Und wenn sie nun ebenfalls mit fünfundzwanzig Jahren sterben würde?
Sie hatte sich den Grabstein in den Kofferraum geholt, wurde also unentwegt an die andere Kelly erinnert.
Wenn dieses ständig an sie erinnert werden so etwas wie eine sich selbst erfüllende Prophezeiung war? Dann hatte sie jetzt schlechte Karten. So etwas wie Panik stieg in ihr hoch. Sie musste den Stein wieder los werden, unbedingt! Aber was sollte sie mit ihm machen?

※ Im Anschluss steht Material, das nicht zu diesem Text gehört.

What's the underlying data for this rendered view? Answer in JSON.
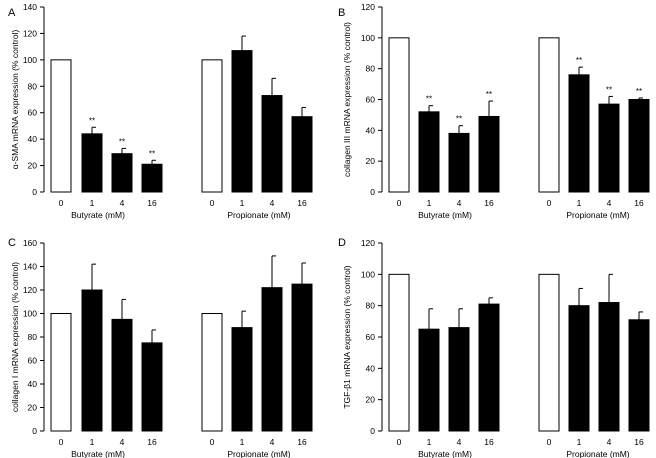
{
  "colors": {
    "control": "#ffffff",
    "treated": "#000000",
    "stroke": "#000000"
  },
  "chart_data": [
    {
      "type": "bar",
      "panel_label": "A",
      "ylabel": "α-SMA mRNA expression (% control)",
      "ylim": [
        0,
        140
      ],
      "yticks": [
        "0",
        "20",
        "40",
        "60",
        "80",
        "100",
        "120",
        "140"
      ],
      "groups": [
        {
          "name": "Butyrate (mM)",
          "categories": [
            "0",
            "1",
            "4",
            "16"
          ],
          "values": [
            100,
            44,
            29,
            21
          ],
          "errors": [
            0,
            5,
            4,
            3
          ],
          "significance": [
            "",
            "**",
            "**",
            "**"
          ]
        },
        {
          "name": "Propionate (mM)",
          "categories": [
            "0",
            "1",
            "4",
            "16"
          ],
          "values": [
            100,
            107,
            73,
            57
          ],
          "errors": [
            0,
            11,
            13,
            7
          ],
          "significance": [
            "",
            "",
            "",
            ""
          ]
        }
      ]
    },
    {
      "type": "bar",
      "panel_label": "B",
      "ylabel": "collagen III mRNA expression (% control)",
      "ylim": [
        0,
        120
      ],
      "yticks": [
        "0",
        "20",
        "40",
        "60",
        "80",
        "100",
        "120"
      ],
      "groups": [
        {
          "name": "Butyrate (mM)",
          "categories": [
            "0",
            "1",
            "4",
            "16"
          ],
          "values": [
            100,
            52,
            38,
            49
          ],
          "errors": [
            0,
            4,
            5,
            10
          ],
          "significance": [
            "",
            "**",
            "**",
            "**"
          ]
        },
        {
          "name": "Propionate (mM)",
          "categories": [
            "0",
            "1",
            "4",
            "16"
          ],
          "values": [
            100,
            76,
            57,
            60
          ],
          "errors": [
            0,
            5,
            5,
            1
          ],
          "significance": [
            "",
            "**",
            "**",
            "**"
          ]
        }
      ]
    },
    {
      "type": "bar",
      "panel_label": "C",
      "ylabel": "collagen I mRNA expression (% control)",
      "ylim": [
        0,
        160
      ],
      "yticks": [
        "0",
        "20",
        "40",
        "60",
        "80",
        "100",
        "120",
        "140",
        "160"
      ],
      "groups": [
        {
          "name": "Butyrate (mM)",
          "categories": [
            "0",
            "1",
            "4",
            "16"
          ],
          "values": [
            100,
            120,
            95,
            75
          ],
          "errors": [
            0,
            22,
            17,
            11
          ],
          "significance": [
            "",
            "",
            "",
            ""
          ]
        },
        {
          "name": "Propionate (mM)",
          "categories": [
            "0",
            "1",
            "4",
            "16"
          ],
          "values": [
            100,
            88,
            122,
            125
          ],
          "errors": [
            0,
            14,
            27,
            18
          ],
          "significance": [
            "",
            "",
            "",
            ""
          ]
        }
      ]
    },
    {
      "type": "bar",
      "panel_label": "D",
      "ylabel": "TGF-β1 mRNA expression (% control)",
      "ylim": [
        0,
        120
      ],
      "yticks": [
        "0",
        "20",
        "40",
        "60",
        "80",
        "100",
        "120"
      ],
      "groups": [
        {
          "name": "Butyrate (mM)",
          "categories": [
            "0",
            "1",
            "4",
            "16"
          ],
          "values": [
            100,
            65,
            66,
            81
          ],
          "errors": [
            0,
            13,
            12,
            4
          ],
          "significance": [
            "",
            "",
            "",
            ""
          ]
        },
        {
          "name": "Propionate (mM)",
          "categories": [
            "0",
            "1",
            "4",
            "16"
          ],
          "values": [
            100,
            80,
            82,
            71
          ],
          "errors": [
            0,
            11,
            18,
            5
          ],
          "significance": [
            "",
            "",
            "",
            ""
          ]
        }
      ]
    }
  ]
}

Sie konnte ihn nicht einfach die Klippen hinunterwerfen. Herrje!
Warum hatte sie ihn nicht einfach liegen lassen? Warum hatte sie ihn überhaupt finden müssen? Warum war er nach so vielen Jahren, die er irgendwo im Gestrüpp gehangen hatte, ausgerechnet jetzt an Land gespült worden?
Der alte Mann aus der Strandbude kam ihr in den Sinn, sie hörte seine Worte in ihren Gedanken.
Jonathan hatte von Schicksal gesprochen, dem Weg, der sie hierher geführt hatte, weil es ihre Vorbestimmung gewesen war.
Er hatte nichts über Glück oder so etwas gesagt, war insgesamt ziemlich vage geblieben.
Und hatte er ihr den Whisky vielleicht nur aus dem Grund eingeschenkt, weil er geträumt hatte, dass sie bald sterben würde, genau wie Kelly MacCready … Mit fünfundzwanzig Jahren? Es war eine gruselige Vorstellung, die sie aber leider nicht mehr los wurde.
Sie hatte sich von der ersten Sekunde an der anderen Kelly verbunden gefühlt.
Wäre das nicht die Zeit gewesen, einfach davonzulaufen?
Doch anstatt beizeiten alles wieder zu vergessen, hatte sich alles manifestiert, war sie wie besessen davon gewesen, mehr über eine Frau zu erfahren, die seit gefühlten Ewigkeiten tot war. Sie musste hier weg, zurück in ihr altes Leben …, wenn sie dazu überhaupt noch die Gelegenheit hatte.